Note: The constant 100000 is chosen to be large enough to avoid collisions when adding the bit count. You might need to adjust it depending on the input range.

Solution 2: Custom Comparator/Key Function (More Readable)

This approach uses a custom comparator (or key function) to directly compare elements based on the number of 1s and then the numerical value. This is often more readable and avoids the potential for collisions in Solution 1.

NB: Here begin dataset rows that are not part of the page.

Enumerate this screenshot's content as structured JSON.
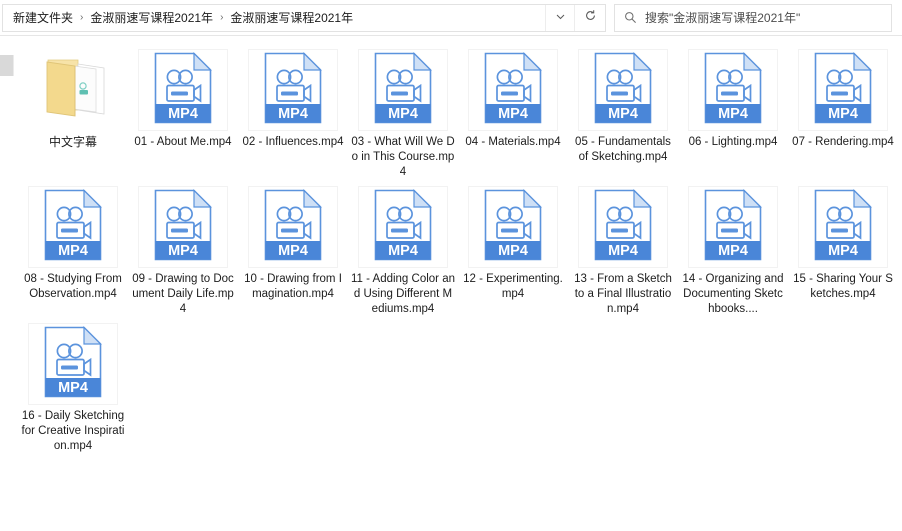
{
  "window": {
    "type": "file-explorer"
  },
  "addressbar": {
    "crumbs": [
      "新建文件夹",
      "金淑丽速写课程2021年",
      "金淑丽速写课程2021年"
    ],
    "separator": "›",
    "dropdown_icon": "chevron-down-icon",
    "refresh_icon": "refresh-icon",
    "refresh_glyph": "↻"
  },
  "search": {
    "icon": "search-icon",
    "placeholder": "搜索\"金淑丽速写课程2021年\"",
    "value": ""
  },
  "colors": {
    "accent_blue": "#4a86d8",
    "icon_outline": "#5b93dd",
    "folder_yellow": "#f5d98a",
    "folder_yellow_dark": "#e8c96f",
    "text": "#1d1d1d",
    "tile_border": "#f2f2f2",
    "toolbar_border": "#e6e6e6"
  },
  "items": [
    {
      "name": "中文字幕",
      "kind": "folder",
      "icon": "folder-open-icon",
      "cjk": true
    },
    {
      "name": "01 - About Me.mp4",
      "kind": "mp4",
      "icon": "mp4-file-icon",
      "badge": "MP4"
    },
    {
      "name": "02 - Influences.mp4",
      "kind": "mp4",
      "icon": "mp4-file-icon",
      "badge": "MP4"
    },
    {
      "name": "03 - What Will We Do in This Course.mp4",
      "kind": "mp4",
      "icon": "mp4-file-icon",
      "badge": "MP4"
    },
    {
      "name": "04 - Materials.mp4",
      "kind": "mp4",
      "icon": "mp4-file-icon",
      "badge": "MP4"
    },
    {
      "name": "05 - Fundamentals of Sketching.mp4",
      "kind": "mp4",
      "icon": "mp4-file-icon",
      "badge": "MP4"
    },
    {
      "name": "06 - Lighting.mp4",
      "kind": "mp4",
      "icon": "mp4-file-icon",
      "badge": "MP4"
    },
    {
      "name": "07 - Rendering.mp4",
      "kind": "mp4",
      "icon": "mp4-file-icon",
      "badge": "MP4"
    },
    {
      "name": "08 - Studying From Observation.mp4",
      "kind": "mp4",
      "icon": "mp4-file-icon",
      "badge": "MP4"
    },
    {
      "name": "09 - Drawing to Document Daily Life.mp4",
      "kind": "mp4",
      "icon": "mp4-file-icon",
      "badge": "MP4"
    },
    {
      "name": "10 - Drawing from Imagination.mp4",
      "kind": "mp4",
      "icon": "mp4-file-icon",
      "badge": "MP4"
    },
    {
      "name": "11 - Adding Color and Using Different Mediums.mp4",
      "kind": "mp4",
      "icon": "mp4-file-icon",
      "badge": "MP4"
    },
    {
      "name": "12 - Experimenting.mp4",
      "kind": "mp4",
      "icon": "mp4-file-icon",
      "badge": "MP4"
    },
    {
      "name": "13 - From a Sketch to a Final Illustration.mp4",
      "kind": "mp4",
      "icon": "mp4-file-icon",
      "badge": "MP4"
    },
    {
      "name": "14 - Organizing and Documenting Sketchbooks....",
      "kind": "mp4",
      "icon": "mp4-file-icon",
      "badge": "MP4"
    },
    {
      "name": "15 - Sharing Your Sketches.mp4",
      "kind": "mp4",
      "icon": "mp4-file-icon",
      "badge": "MP4"
    },
    {
      "name": "16 - Daily Sketching for Creative Inspiration.mp4",
      "kind": "mp4",
      "icon": "mp4-file-icon",
      "badge": "MP4"
    }
  ]
}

Time Complexity: O(n log n), dominated by the sorting algorithm. Space Complexity: O(n) in the worst case (for creating a copy in some implementations), O(log n) on average for the recursive calls of the sorting algorithm.

Code:

Python:

class Solution:
    def sortByBits(self, arr: List[int]) -> List[int]:
        return sorted(arr, key=lambda x: (bin(x).count('1'), x))

Java:

class Solution {
    public int[] sortByBits(int[] arr) {
        Integer[] t = Arrays.stream(arr).boxed().toArray(Integer[]::new); // Convert to Integer array
        Arrays.sort(t, (a, b) -> {
            int countA = Integer.bitCount(a);
            int countB = Integer.bitCount(b);
            return Integer.compare(countA, countB) != 0 ? Integer.compare(countA, countB) : Integer.compare(a, b);
        });
        return Arrays.stream(t).mapToInt(Integer::intValue).toArray(); // Convert back to int array
    }
}

C++:

class Solution {
public:
    vector<int> sortByBits(vector<int>& arr) {
        sort(arr.begin(), arr.end(), [&](int a, int b) {
            int countA = __builtin_popcount(a);
            int countB = __builtin_popcount(b);
            return countA != countB ? countA < countB : a < b;
        });
        return arr;
    }
};

Go:

func sortByBits(arr []int) []int {
	sort.Slice(arr, func(i, j int) bool {
		countI := bits.OnesCount(uint(arr[i]))
		countJ := bits.OnesCount(uint(arr[j]))
		if countI != countJ {
			return countI < countJ
		}
		return arr[i] < arr[j]
	})
	return arr
}

Both solutions achieve the same result. Solution 2 is generally preferred for its readability and lack of reliance on potentially problematic magic numbers. Choose the solution that best suits your coding style and language preferences.